Still no answer. We were standing in a small living room with a couch, a club chair, and a television. There were no personal items lying around. We moved into the kitchen. Nothing in the fridge. Minimal pots and pans, silverware, plates, and bowls.

“This is what you would find in a rental unit with no one living in it,” Lula said, walking into the bathroom. “There isn’t even a toothbrush here.”

The bedroom also seemed untouched.

“Only one thing here doesn’t make sense,” Lula said, standing by the perfectly made bed. “There’s a stepladder under the trapdoor in the ceiling. I think someone’s going in and out up there. I bet Oswald might even be living there. Who knows what’s in the attic? It could be all fixed up into another apartment. You hold the ladder steady, and I’ll look into this.”

Lula was wearing five-inch spike-heeled sling-backs, a black spandex skirt that barely covered her ass, and a yellow knit tank top with a scoop neck that was low enough to be in nipple territory. She looked like a giant bumble bee with blue hair.

“Are you sure you want to climb the ladder in those shoes?” I asked her.

“Hell yeah. These are good ladder-climbing shoes. And I’m not necessarily going into the attic. I just want to take a peek.”

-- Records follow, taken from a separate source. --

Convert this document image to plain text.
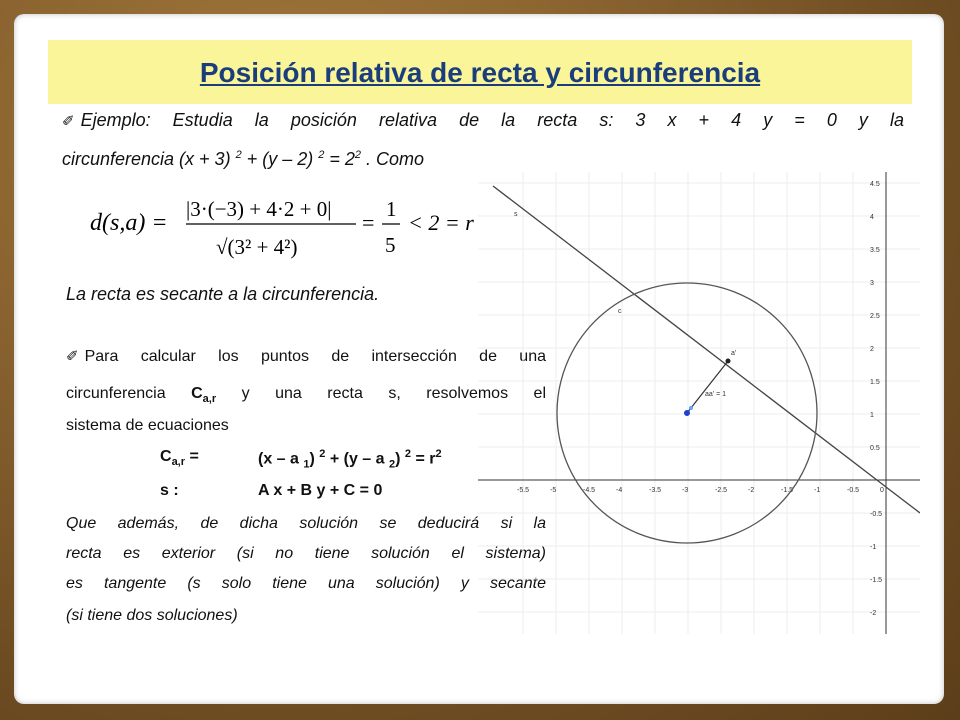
Posición relativa de recta y circunferencia
✐ Ejemplo: Estudia la posición relativa de la recta s: 3 x + 4 y = 0 y la
circunferencia (x + 3) $^2$ + (y – 2) $^2 = 2^2$ . Como
d(s,a) =
|3·(−3) + 4·2 + 0|
√(3² + 4²)
=
1
5
< 2 = r
La recta es secante a la circunferencia.
✐ Para calcular los puntos de intersección de una
circunferencia $C_{a,r}$ y una recta s, resolvemos el
sistema de ecuaciones
$C_{a,r}$ =	(x – a $_1$) $^2$ + (y – a $_2$) $^2 = r^2$
s :	A x + B y + C = 0
Que además, de dicha solución se deducirá si la
recta es exterior (si no tiene solución el sistema)
es tangente (s solo tiene una solución) y secante
(si tiene dos soluciones)
-5.5	-5	-4.5	-4	-3.5	-3	-2.5	-2	-1.5	-1	-0.5	0
4.5
4
3.5
3
2.5
2
1.5
1
0.5
-0.5
-1
-1.5
-2
s
c
a'
aa' = 1
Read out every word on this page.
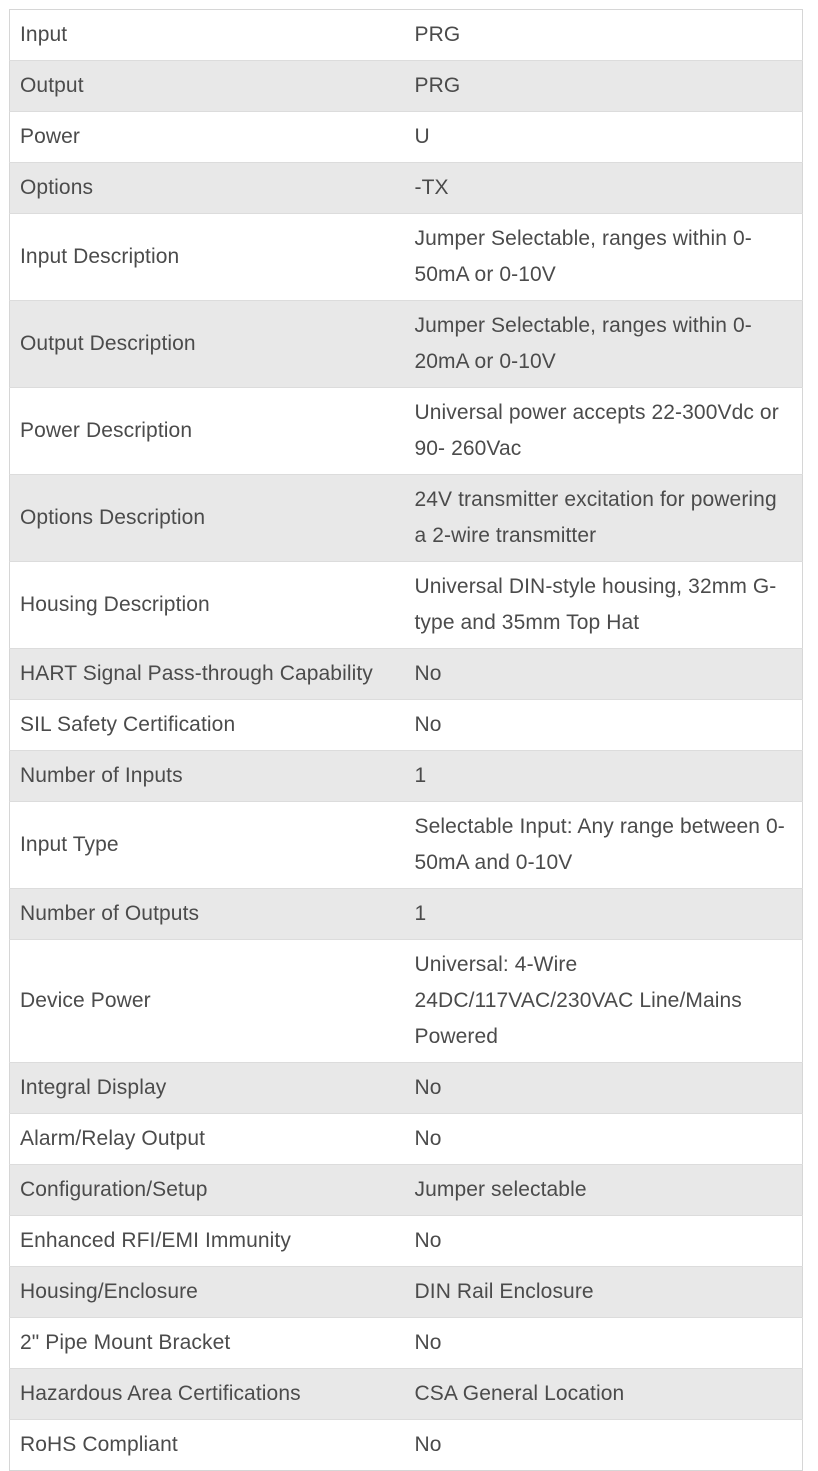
Input	PRG
Output	PRG
Power	U
Options	-TX
Input Description	Jumper Selectable, ranges within 0-50mA or 0-10V
Output Description	Jumper Selectable, ranges within 0-20mA or 0-10V
Power Description	Universal power accepts 22-300Vdc or 90- 260Vac
Options Description	24V transmitter excitation for powering a 2-wire transmitter
Housing Description	Universal DIN-style housing, 32mm G-type and 35mm Top Hat
HART Signal Pass-through Capability	No
SIL Safety Certification	No
Number of Inputs	1
Input Type	Selectable Input: Any range between 0-50mA and 0-10V
Number of Outputs	1
Device Power	Universal: 4-Wire 24DC/117VAC/230VAC Line/Mains Powered
Integral Display	No
Alarm/Relay Output	No
Configuration/Setup	Jumper selectable
Enhanced RFI/EMI Immunity	No
Housing/Enclosure	DIN Rail Enclosure
2" Pipe Mount Bracket	No
Hazardous Area Certifications	CSA General Location
RoHS Compliant	No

Lula went up the ladder and examined the latch.

“This isn’t even locked,” she said.

She unlatched the trapdoor and let it swing open. She climbed a couple more steps on the ladder and looked into the attic.

“It’s dark in here,” she said. “There’s no light that I can see.” She pushed the flashlight app on her cell phone and flashed the beam of light around. “Hello?” she shouted. “Anybody home up here?”

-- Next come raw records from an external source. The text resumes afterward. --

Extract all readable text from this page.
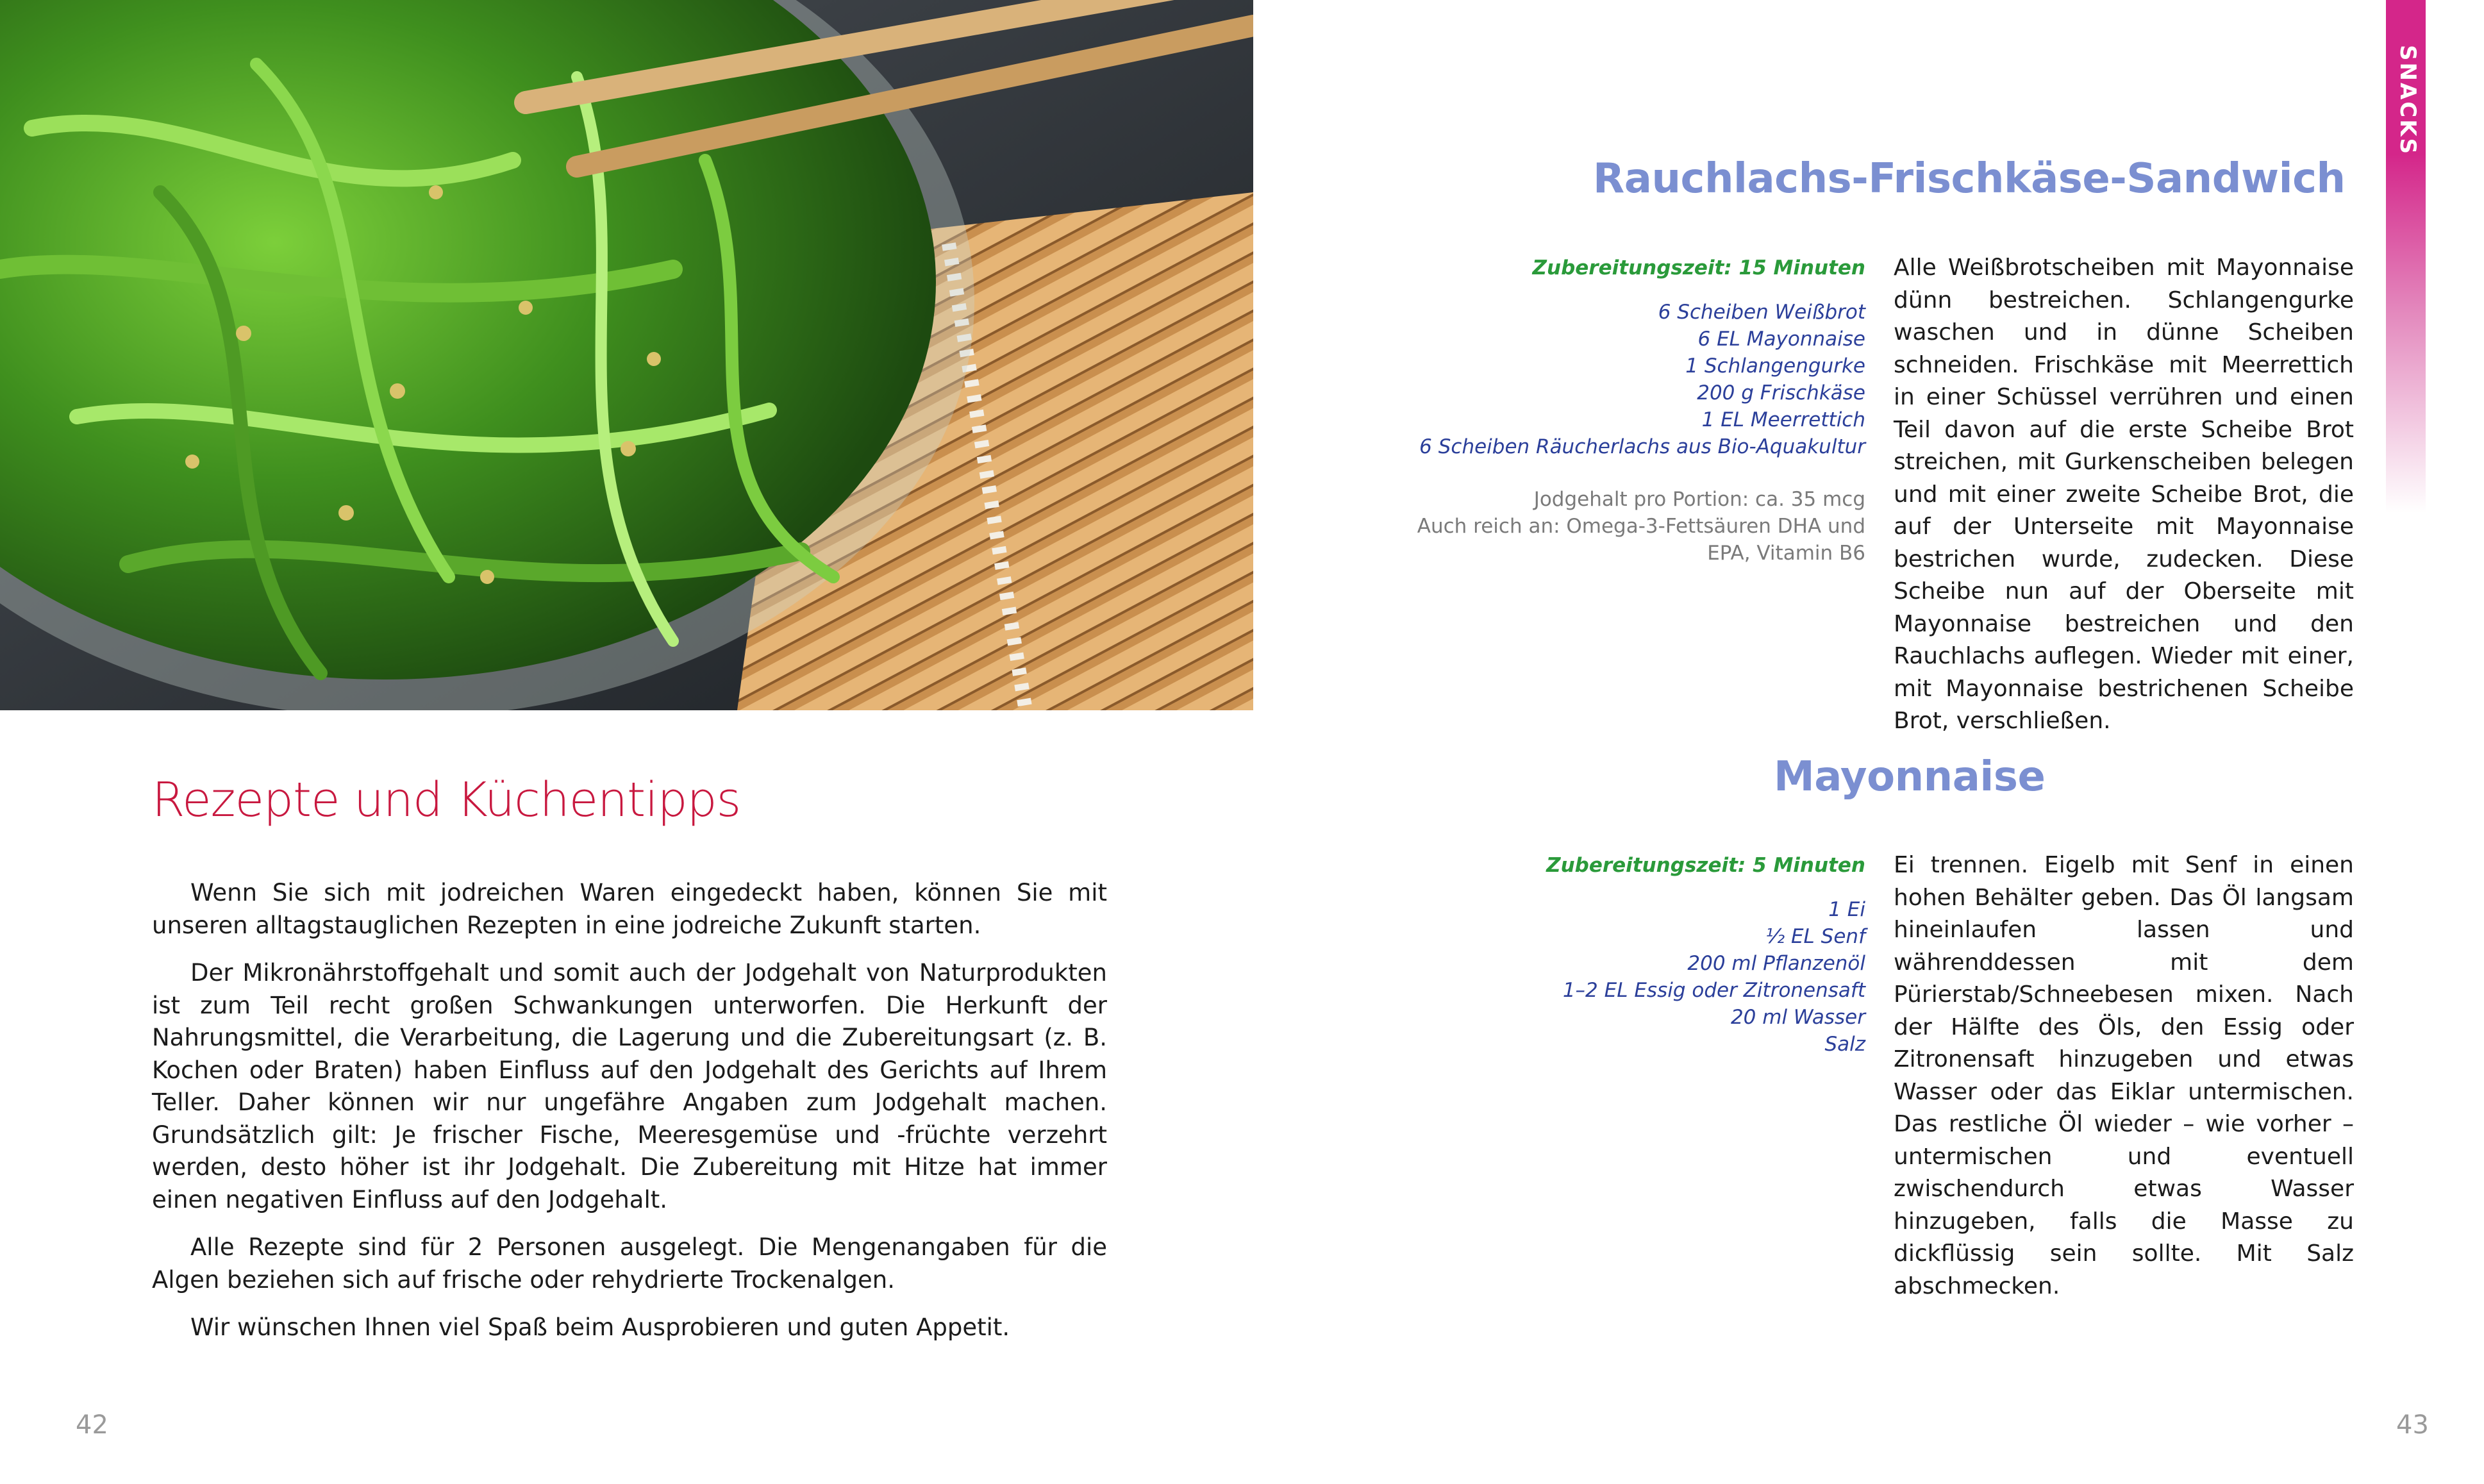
Rezepte und Küchentipps

Wenn Sie sich mit jodreichen Waren eingedeckt haben, können Sie mit unseren alltagstauglichen Rezepten in eine jodreiche Zukunft starten.

Der Mikronährstoffgehalt und somit auch der Jodgehalt von Naturprodukten ist zum Teil recht großen Schwankungen unterworfen. Die Herkunft der Nahrungsmittel, die Verarbeitung, die Lagerung und die Zubereitungsart (z. B. Kochen oder Braten) haben Einfluss auf den Jodgehalt des Gerichts auf Ihrem Teller. Daher können wir nur ungefähre Angaben zum Jodgehalt machen. Grundsätzlich gilt: Je frischer Fische, Meeresgemüse und -früchte verzehrt werden, desto höher ist ihr Jodgehalt. Die Zubereitung mit Hitze hat immer einen negativen Einfluss auf den Jodgehalt.

Alle Rezepte sind für 2 Personen ausgelegt. Die Mengenangaben für die Algen beziehen sich auf frische oder rehydrierte Trockenalgen.

Wir wünschen Ihnen viel Spaß beim Ausprobieren und guten Appetit.

42
SNACKS
Rauchlachs-Frischkäse-Sandwich
Zubereitungszeit: 15 Minuten
6 Scheiben Weißbrot
6 EL Mayonnaise
1 Schlangengurke
200 g Frischkäse
1 EL Meerrettich
6 Scheiben Räucherlachs aus Bio-Aquakultur
Jodgehalt pro Portion: ca. 35 mcg
Auch reich an: Omega-3-Fettsäuren DHA und
EPA, Vitamin B6

Alle Weißbrotscheiben mit Mayonnaise dünn bestreichen. Schlangengurke waschen und in dünne Scheiben schneiden. Frischkäse mit Meerrettich in einer Schüssel verrühren und einen Teil davon auf die erste Scheibe Brot streichen, mit Gurkenscheiben belegen und mit einer zweite Scheibe Brot, die auf der Unterseite mit Mayonnaise bestrichen wurde, zudecken. Diese Scheibe nun auf der Oberseite mit Mayonnaise bestreichen und den Rauchlachs auflegen. Wieder mit einer, mit Mayonnaise bestrichenen Scheibe Brot, verschließen.

Mayonnaise
Zubereitungszeit: 5 Minuten
1 Ei
½ EL Senf
200 ml Pflanzenöl
1–2 EL Essig oder Zitronensaft
20 ml Wasser
Salz

Ei trennen. Eigelb mit Senf in einen hohen Behälter geben. Das Öl langsam hineinlaufen lassen und währenddessen mit dem Pürierstab/Schneebesen mixen. Nach der Hälfte des Öls, den Essig oder Zitronensaft hinzugeben und etwas Wasser oder das Eiklar untermischen. Das restliche Öl wieder – wie vorher – untermischen und eventuell zwischendurch etwas Wasser hinzugeben, falls die Masse zu dickflüssig sein sollte. Mit Salz abschmecken.

43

Chirping and fluttering sounds carried down to me and in seconds a hundred bats rushed out of the trapdoor and into the bedroom.

“Holy hell!” Lula screamed. “What the fork!”

She came down the ladder in a cloud of bats, missed a rung, and broke the heel off one of her shoes. She hit the floor, shrieking and dancing in place. “Eeeeeee!”

I grabbed Lula by the arm and pulled her into the living room. I slammed the door to the bedroom shut, leaving most of the bats behind.

Lula was bug-eyed, waving her arms, still dancing. “I got bat cooties. I can feel them. They’re crawling all over me. Lordy, Lordy. And I got the rabies. I can’t breathe. I can’t swallow. Look at me, I’m drooling. Am I drooling? Am I getting all foamy at the mouth?”

“I don’t see any foam and you’re only drooling a little. You haven’t got rabies. You have to get bitten by an infected bat to get rabies.”